Rob Jardin, chief digital officer at NymVPN, echoed the concern over supply chain vulnerabilities, noting, “We’ve seen this pattern before in retail, automotive, and now aviation – criminals are deliberately targeting supply chains to cause maximum disruption. Security can’t stop at your own network. Every supplier must meet the same high standards, and we need more resilient, decentralised infrastructures so that a single point of failure can’t paralyse critical services.”
The aviation industry has become an increasingly attractive target for cybercriminals. According to a report from French firm Thales, the sector saw a staggering 600% increase in cyberattacks from 2024 to 2025. Ransomware attacks, in particular, have plagued airlines and airports, with hackers seeking to extort payments or steal personal data. While speculation swirled about possible state-sponsored involvement—especially given recent Russian cyber activity targeting critical infrastructure in Poland—authorities cautioned that it was too early to assign blame. The UK’s National Cyber Security Centre, the Department for Transport, and law enforcement agencies were all assisting in the investigation, while the European Commission said it was “closely monitoring the cyber attack” but saw “no indication of a widespread or severe” event.

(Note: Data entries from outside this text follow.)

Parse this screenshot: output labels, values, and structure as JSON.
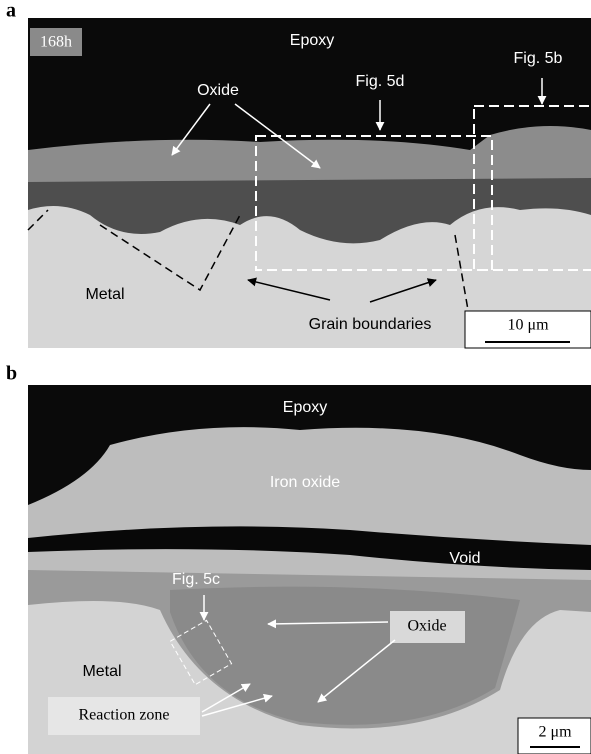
{
  "panels": [
    {
      "label": "a",
      "tag": "168h",
      "annotations": [
        "Epoxy",
        "Oxide",
        "Fig. 5d",
        "Fig. 5b",
        "Metal",
        "Grain boundaries"
      ],
      "scale_bar": "10 μm"
    },
    {
      "label": "b",
      "annotations": [
        "Epoxy",
        "Iron oxide",
        "Void",
        "Fig. 5c",
        "Oxide",
        "Metal",
        "Reaction zone"
      ],
      "scale_bar": "2 μm"
    }
  ]
}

Poland, which has faced a surge in cyberattacks on hospitals and water systems amid heightened tensions with Moscow, reported no impact on its airports. Deputy Prime Minister Krzysztof Gawkowski said Poland now faces 20 to 50 cyberattacks a day and plans to boost its cybersecurity budget to a record €1 billion in 2025.
The human toll of the disruption was evident in airports across Europe. Videos from Brussels showed airline staff writing out boarding passes by hand as crowds snaked through terminals. At Heathrow, additional staff were deployed to help minimize chaos, but the sheer volume of affected travelers made for a tense and exhausting experience. “Any disruption is potentially serious at Heathrow, given it is Europe’s busiest airport, and departure control is a really complex business,” travel journalist Simon Calder told the BBC. “These things are all interconnected, so a little bit of a problem in Brussels, in Berlin... people start missing connections, planes and passengers and pilots are not where they are meant to be, and things can get quite a lot worse before they get better.”

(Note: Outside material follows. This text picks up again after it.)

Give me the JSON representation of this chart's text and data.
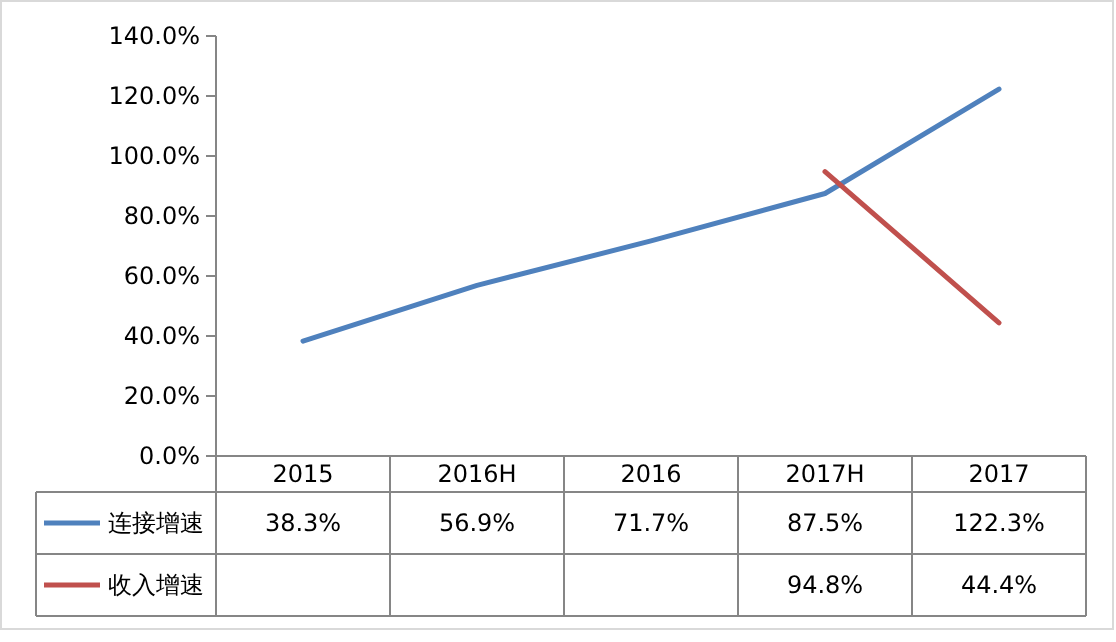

By late Saturday, Heathrow reported that recovery efforts were ongoing and most flights had continued to operate, albeit with delays. “We apologise to those who have faced delays, but by working together with airlines, the vast majority of flights have continued to operate,” the airport said in a statement. Meanwhile, investigations into the breach pressed on, with experts warning that as long as critical infrastructure depends on shared digital systems, the threat of cyberattacks—and their capacity to upend travel for thousands—will remain a pressing concern.